There are some successful examples of updating. Spring Awakening, set to rock music by Duncan Sheik, ignited Wedekind’s 1891 classic when it opened on Broadway in 2009, and received a fresh infusion of life last year in Deaf West’s thrilling revival, directed by Michael Arden, which included deaf and physically challenged actors in the cast.
Directorial concepts aren’t just about time, of course, but location as well: I’ve seen a Czech-language Uncle Vanya set in West Texas, a French-language Seagull set in Provence, a Macbeth set in Nazi Germany, and Fiona Shaw’s mesmerizing modern-dress Medea, set in a glass house around a swimming pool. Some of these concept productions work; some don’t.
Every once in a while an update comes along that is so bold, so radical, and so total that it works, defying any theorizing or categorizing. This month I had the pleasure of seeing a sensational production of Cymbeline at Shakespeare’s Globe Theatre in London, under the leadership of the visionary Emma Rice, founder of Kneehigh Company (though her sudden dismissal by the theatre’s board has since been announced and hotly debated). Director Matthew Dunster’s production of this late Shakespearean “problem play” is called Imogen: William Shakespeare’s Cymbeline, Renamed and Reclaimed. And it is, fabulously, on both counts.

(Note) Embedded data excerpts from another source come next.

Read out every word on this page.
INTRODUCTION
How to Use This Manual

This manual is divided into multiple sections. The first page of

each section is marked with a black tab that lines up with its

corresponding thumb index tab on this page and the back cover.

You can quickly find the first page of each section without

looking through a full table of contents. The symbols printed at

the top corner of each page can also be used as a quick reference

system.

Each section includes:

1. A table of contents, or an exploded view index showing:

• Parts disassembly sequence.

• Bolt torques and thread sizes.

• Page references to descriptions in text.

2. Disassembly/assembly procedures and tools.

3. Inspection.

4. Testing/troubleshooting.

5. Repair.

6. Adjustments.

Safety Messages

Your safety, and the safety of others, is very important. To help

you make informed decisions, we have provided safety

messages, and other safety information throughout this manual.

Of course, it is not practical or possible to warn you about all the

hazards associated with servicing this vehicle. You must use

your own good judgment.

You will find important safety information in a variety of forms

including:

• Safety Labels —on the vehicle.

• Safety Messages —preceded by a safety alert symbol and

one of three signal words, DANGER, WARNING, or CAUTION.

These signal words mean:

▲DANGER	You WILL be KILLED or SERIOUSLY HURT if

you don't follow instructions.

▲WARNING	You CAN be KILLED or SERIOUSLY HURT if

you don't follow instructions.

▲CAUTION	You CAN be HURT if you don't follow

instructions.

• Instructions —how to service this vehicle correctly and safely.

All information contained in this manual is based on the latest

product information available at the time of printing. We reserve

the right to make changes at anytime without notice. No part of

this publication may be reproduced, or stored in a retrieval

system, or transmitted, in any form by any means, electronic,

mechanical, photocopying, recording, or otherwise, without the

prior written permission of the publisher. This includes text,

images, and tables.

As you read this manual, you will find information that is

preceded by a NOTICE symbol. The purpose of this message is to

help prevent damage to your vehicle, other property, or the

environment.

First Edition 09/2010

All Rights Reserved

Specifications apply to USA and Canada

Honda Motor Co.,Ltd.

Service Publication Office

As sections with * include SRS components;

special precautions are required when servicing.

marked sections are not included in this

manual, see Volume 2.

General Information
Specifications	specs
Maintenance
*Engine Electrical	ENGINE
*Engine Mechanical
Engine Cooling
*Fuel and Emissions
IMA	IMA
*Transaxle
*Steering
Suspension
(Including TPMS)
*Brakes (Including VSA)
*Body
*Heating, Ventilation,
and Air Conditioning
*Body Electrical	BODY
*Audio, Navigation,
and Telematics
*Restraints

Called “a dance piece with text” by its artistic collaborators, Imogen is set in a harsh modern context of urban drug warfare wherein the actors, as rival gang members, dress in tracksuits and sneakers; the hoodie replaces the Elizabethan cloak, and the baseball cap provides a useful disguise. According to Dunster the choice of urban context reflects the violent content of Shakespeare’s story, which deals with a bride and groom (Imogen and Posthumous) forced to separate by cruel, warring factions, and features a wildly convoluted plot that finally unites them at the end. While Shakespeare’s text has been pared down, what’s spoken is faithful to the original, and together with Christopher Akrill’s exuberant hip/hop choreography, Lee Curran’s electrifying sound design, and some stunning aerial high-wire fight scenes, it’s a sensational mixture of the old and the new. (In a hint of the recent Spring Awakening, the cast, whose average age is mid-20s, included deaf and signing actors and a number of non-professionals.)
Watching the ecstatic young audience standing and cheering in the pit of the Globe Theatre, a line from Cymbeline sprang to mind: “Fortune brings in some boats that are not steered.” In this case, they were steered—but not by conventional interpretation or tentative, apparently random updating choices, but by talent, daring, and sheer inspiration.